So I have an interesting problem. I work with my own dll sets, which obviously I have no source. The goal is to write an intermediate dll that groups together a large chain of funnction calls from proprietary dlls. The problem that occurs when compiling with g ++ is that I get errors for the source dlls line by line: cannot export libname_NULL_THUNK_DATA. Symbol not found.
If I add the main one and just compile the executable, everything will work as expected. I use mingw to compile. Thanks for any help.
In response to the first answer: Either I am embarrassed by what you say, or I did not formulate my question very well. I am not trying to explicitly export anything from my shell. I just call functions from my DLLs. The problem is that I get errors that it cannot export these specific characters from the dll to my shell. The problem is that I'm not even quite sure what these _NULL_THUNK_DATA characters are for. I did a search and read somewhere that they should not be exported because they are internal characters that windows use. I tried using the -exclude-symbols directive for the linker, but it did nothing. I apologize if I do not completely understand what you are trying to say.

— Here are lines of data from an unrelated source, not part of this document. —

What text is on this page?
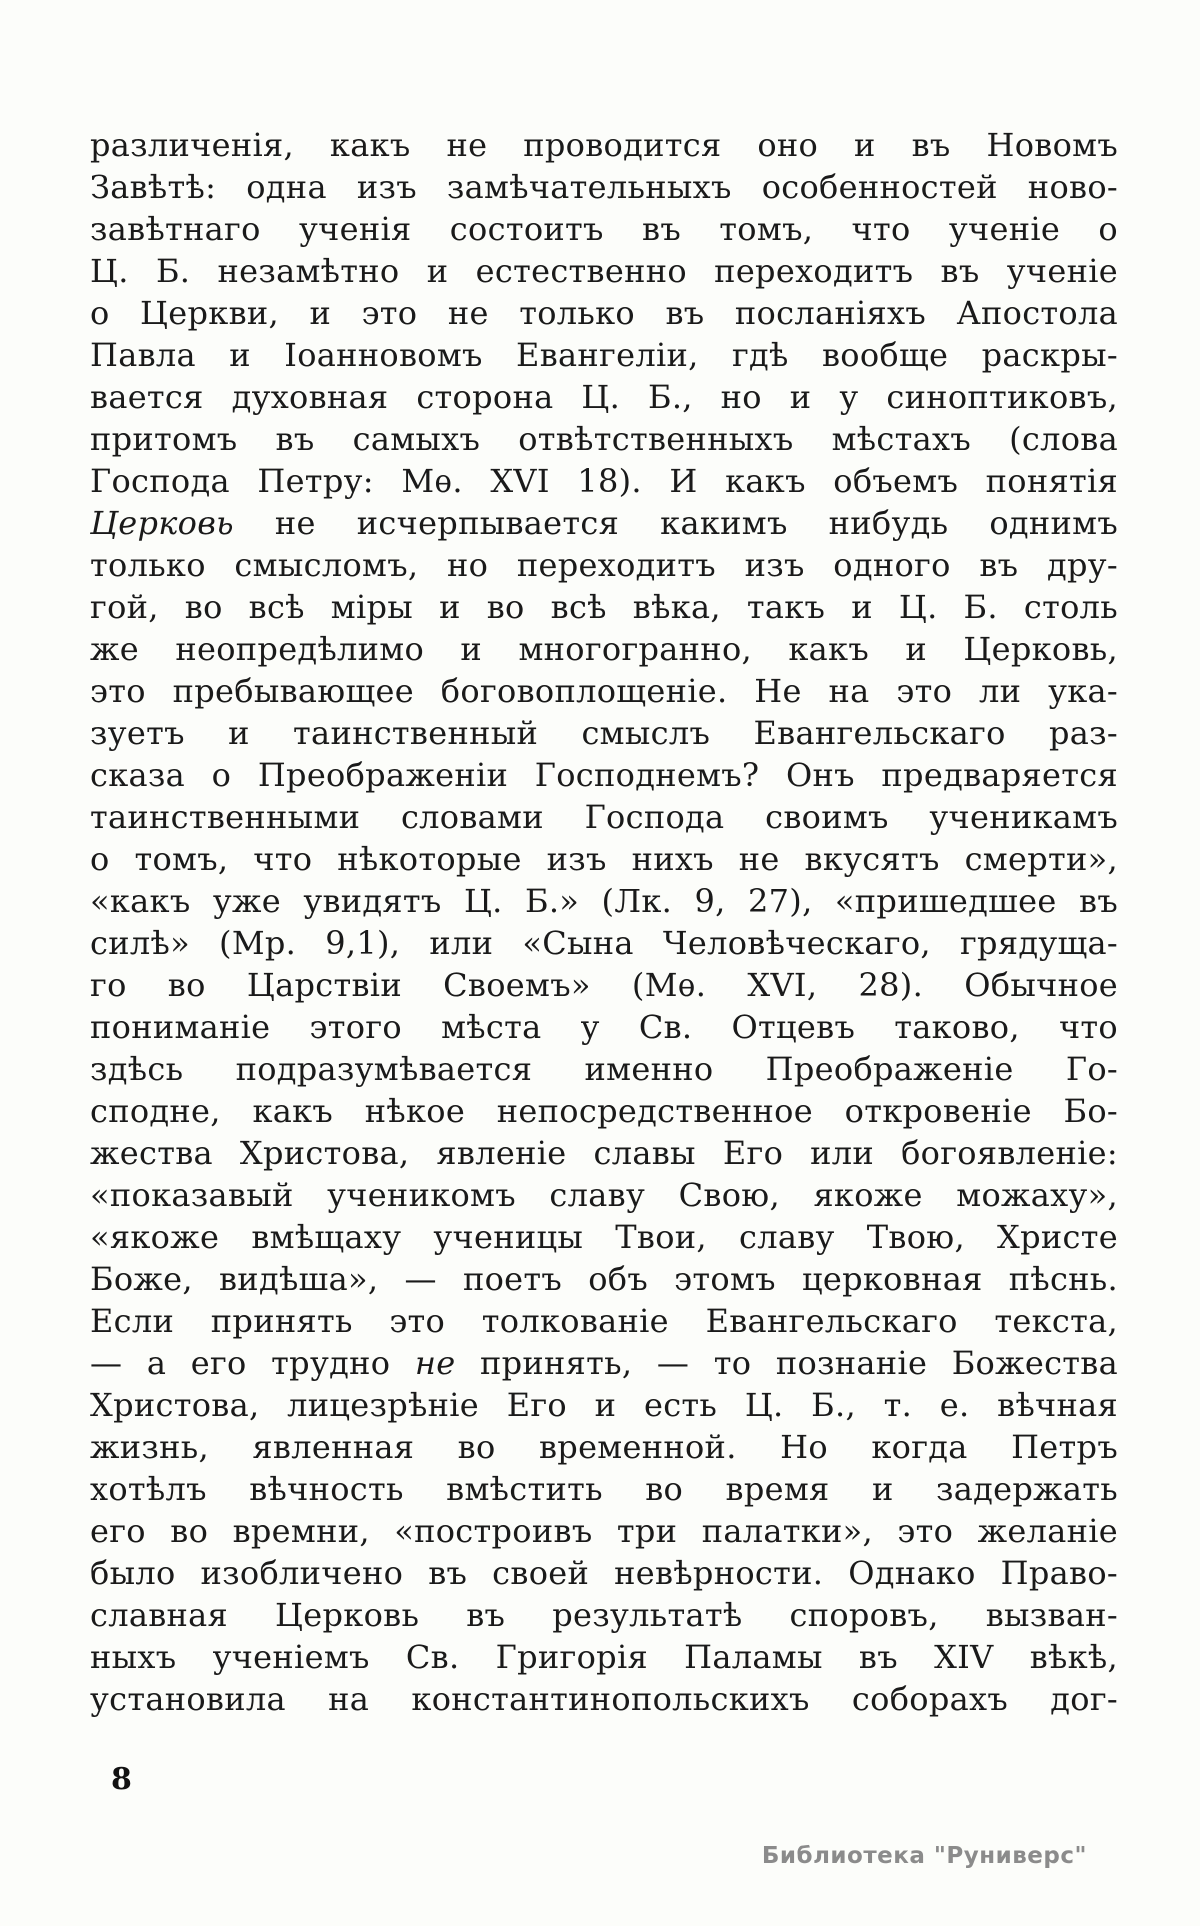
различенія, какъ не проводится оно и въ Новомъ
Завѣтѣ: одна изъ замѣчательныхъ особенностей ново-
завѣтнаго ученія состоитъ въ томъ, что ученіе о
Ц. Б. незамѣтно и естественно переходитъ въ ученіе
о Церкви, и это не только въ посланіяхъ Апостола
Павла и Іоанновомъ Евангеліи, гдѣ вообще раскры-
вается духовная сторона Ц. Б., но и у синоптиковъ,
притомъ въ самыхъ отвѣтственныхъ мѣстахъ (слова
Господа Петру: Мѳ. XVI 18). И какъ объемъ понятія
Церковь не исчерпывается какимъ нибудь однимъ
только смысломъ, но переходитъ изъ одного въ дру-
гой, во всѣ міры и во всѣ вѣка, такъ и Ц. Б. столь
же неопредѣлимо и многогранно, какъ и Церковь,
это пребывающее боговоплощеніе. Не на это ли ука-
зуетъ и таинственный смыслъ Евангельскаго раз-
сказа о Преображеніи Господнемъ? Онъ предваряется
таинственными словами Господа своимъ ученикамъ
о томъ, что нѣкоторые изъ нихъ не вкусятъ смерти»,
«какъ уже увидятъ Ц. Б.» (Лк. 9, 27), «пришедшее въ
силѣ» (Мр. 9,1), или «Сына Человѣческаго, грядуща-
го во Царствіи Своемъ» (Мѳ. XVI, 28). Обычное
пониманіе этого мѣста у Св. Отцевъ таково, что
здѣсь подразумѣвается именно Преображеніе Го-
сподне, какъ нѣкое непосредственное откровеніе Бо-
жества Христова, явленіе славы Его или богоявленіе:
«показавый ученикомъ славу Свою, якоже можаху»,
«якоже вмѣщаху ученицы Твои, славу Твою, Христе
Боже, видѣша», — поетъ объ этомъ церковная пѣснь.
Если принять это толкованіе Евангельскаго текста,
— а его трудно не принять, — то познаніе Божества
Христова, лицезрѣніе Его и есть Ц. Б., т. е. вѣчная
жизнь, явленная во временной. Но когда Петръ
хотѣлъ вѣчность вмѣстить во время и задержать
его во времни, «построивъ три палатки», это желаніе
было изобличено въ своей невѣрности. Однако Право-
славная Церковь въ результатѣ споровъ, вызван-
ныхъ ученіемъ Св. Григорія Паламы въ XIV вѣкѣ,
установила на константинопольскихъ соборахъ дог-
8
Библиотека "Руниверс"
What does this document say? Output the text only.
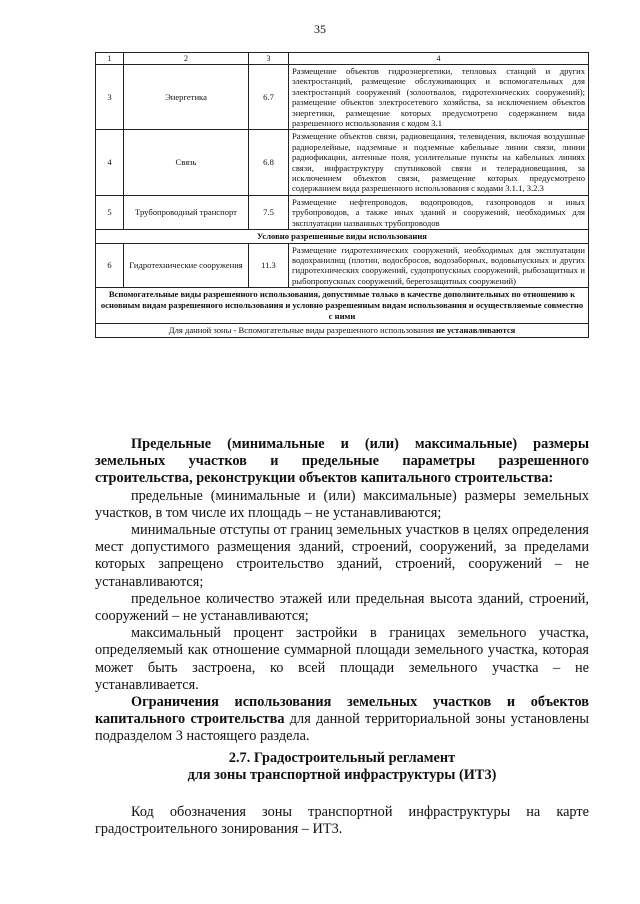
35
1	2	3	4
3	Энергетика	6.7	Размещение объектов гидроэнергетики, тепловых станций и других электростанций, размещение обслуживающих и вспомогательных для электростанций сооружений (золоотвалов, гидротехнических сооружений); размещение объектов электросетевого хозяйства, за исключением объектов энергетики, размещение которых предусмотрено содержанием вида разрешенного использования с кодом 3.1
4	Связь	6.8	Размещение объектов связи, радиовещания, телевидения, включая воздушные радиорелейные, надземные и подземные кабельные линии связи, линии радиофикации, антенные поля, усилительные пункты на кабельных линиях связи, инфраструктуру спутниковой связи и телерадиовещания, за исключением объектов связи, размещение которых предусмотрено содержанием вида разрешенного использования с кодами 3.1.1, 3.2.3
5	Трубопроводный транспорт	7.5	Размещение нефтепроводов, водопроводов, газопроводов и иных трубопроводов, а также иных зданий и сооружений, необходимых для эксплуатации названных трубопроводов
Условно разрешенные виды использования			
6	Гидротехнические сооружения	11.3	Размещение гидротехнических сооружений, необходимых для эксплуатации водохранилищ (плотин, водосбросов, водозаборных, водовыпускных и других гидротехнических сооружений, судопропускных сооружений, рыбозащитных и рыбопропускных сооружений, берегозащитных сооружений)
Вспомогательные виды разрешенного использования, допустимые только в качестве дополнительных по отношению к основным видам разрешенного использования и условно разрешенным видам использования и осуществляемые совместно с ними			
Для данной зоны - Вспомогательные виды разрешенного использования не устанавливаются			

Предельные (минимальные и (или) максимальные) размеры земельных участков и предельные параметры разрешенного строительства, реконструкции объектов капитального строительства:

предельные (минимальные и (или) максимальные) размеры земельных участков, в том числе их площадь – не устанавливаются;

минимальные отступы от границ земельных участков в целях определения мест допустимого размещения зданий, строений, сооружений, за пределами которых запрещено строительство зданий, строений, сооружений – не устанавливаются;

предельное количество этажей или предельная высота зданий, строений, сооружений – не устанавливаются;

максимальный процент застройки в границах земельного участка, определяемый как отношение суммарной площади земельного участка, которая может быть застроена, ко всей площади земельного участка – не устанавливается.

Ограничения использования земельных участков и объектов капитального строительства для данной территориальной зоны установлены подразделом 3 настоящего раздела.

2.7. Градостроительный регламент
для зоны транспортной инфраструктуры (ИТ3)

Код обозначения зоны транспортной инфраструктуры на карте градостроительного зонирования – ИТ3.
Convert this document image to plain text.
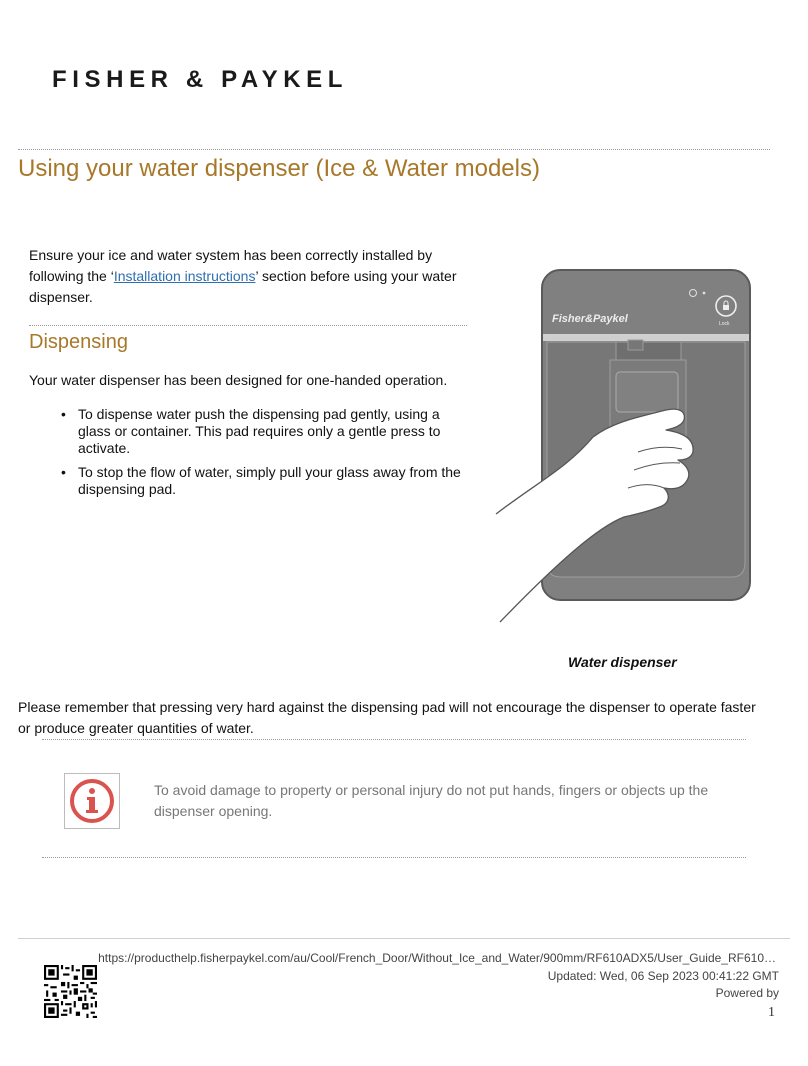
FISHER & PAYKEL
Using your water dispenser (Ice & Water models)
Ensure your ice and water system has been correctly installed by following the ‘Installation instructions’ section before using your water dispenser.
Dispensing
Your water dispenser has been designed for one-handed operation.
• To dispense water push the dispensing pad gently, using a glass or container. This pad requires only a gentle press to activate.
• To stop the flow of water, simply pull your glass away from the dispensing pad.
Fisher&Paykel	Lock
Water dispenser
Please remember that pressing very hard against the dispensing pad will not encourage the dispenser to operate faster or produce greater quantities of water.
To avoid damage to property or personal injury do not put hands, fingers or objects up the dispenser opening.
https://producthelp.fisherpaykel.com/au/Cool/French_Door/Without_Ice_and_Water/900mm/RF610ADX5/User_Guide_RF610…
Updated: Wed, 06 Sep 2023 00:41:22 GMT
Powered by
1
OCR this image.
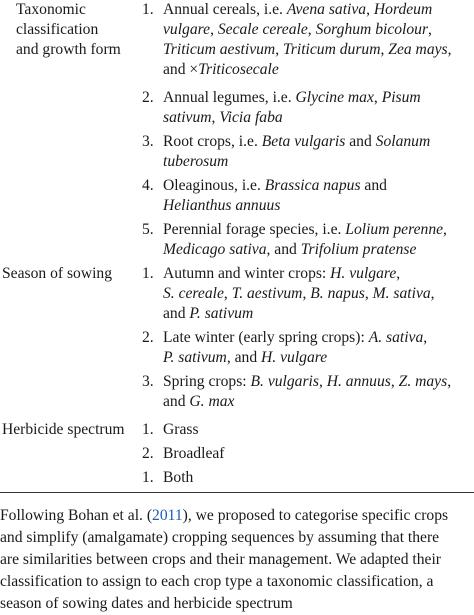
Taxonomic
classification
and growth form
1. Annual cereals, i.e. Avena sativa, Hordeum
vulgare, Secale cereale, Sorghum bicolour,
Triticum aestivum, Triticum durum, Zea mays,
and ×Triticosecale
2. Annual legumes, i.e. Glycine max, Pisum
sativum, Vicia faba
3. Root crops, i.e. Beta vulgaris and Solanum
tuberosum
4. Oleaginous, i.e. Brassica napus and
Helianthus annuus
5. Perennial forage species, i.e. Lolium perenne,
Medicago sativa, and Trifolium pratense
Season of sowing	1. Autumn and winter crops: H. vulgare,
S. cereale, T. aestivum, B. napus, M. sativa,
and P. sativum
2. Late winter (early spring crops): A. sativa,
P. sativum, and H. vulgare
3. Spring crops: B. vulgaris, H. annuus, Z. mays,
and G. max
Herbicide spectrum	1. Grass
2. Broadleaf
1. Both
Following Bohan et al. (2011), we proposed to categorise specific crops
and simplify (amalgamate) cropping sequences by assuming that there
are similarities between crops and their management. We adapted their
classification to assign to each crop type a taxonomic classification, a
season of sowing dates and herbicide spectrum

So, I think my problem was related to this. When you simply compile a standard executable that uses the DLL, I was able to include headers and directly call functions, for example:
#include :3rdparty.h int main(){ dostuff();
this will compile and work fine. I just needed to link the libraries in the g ++ command. When binding with the -shared flag, I would get these errors (with the main remote of course). I think this is due to the fact that by default g ++ tries to import all the characters from the dll. I did not understand why this is happening in the dll vs in the executable. I will try to do this using GetProcAddress (). Thanks!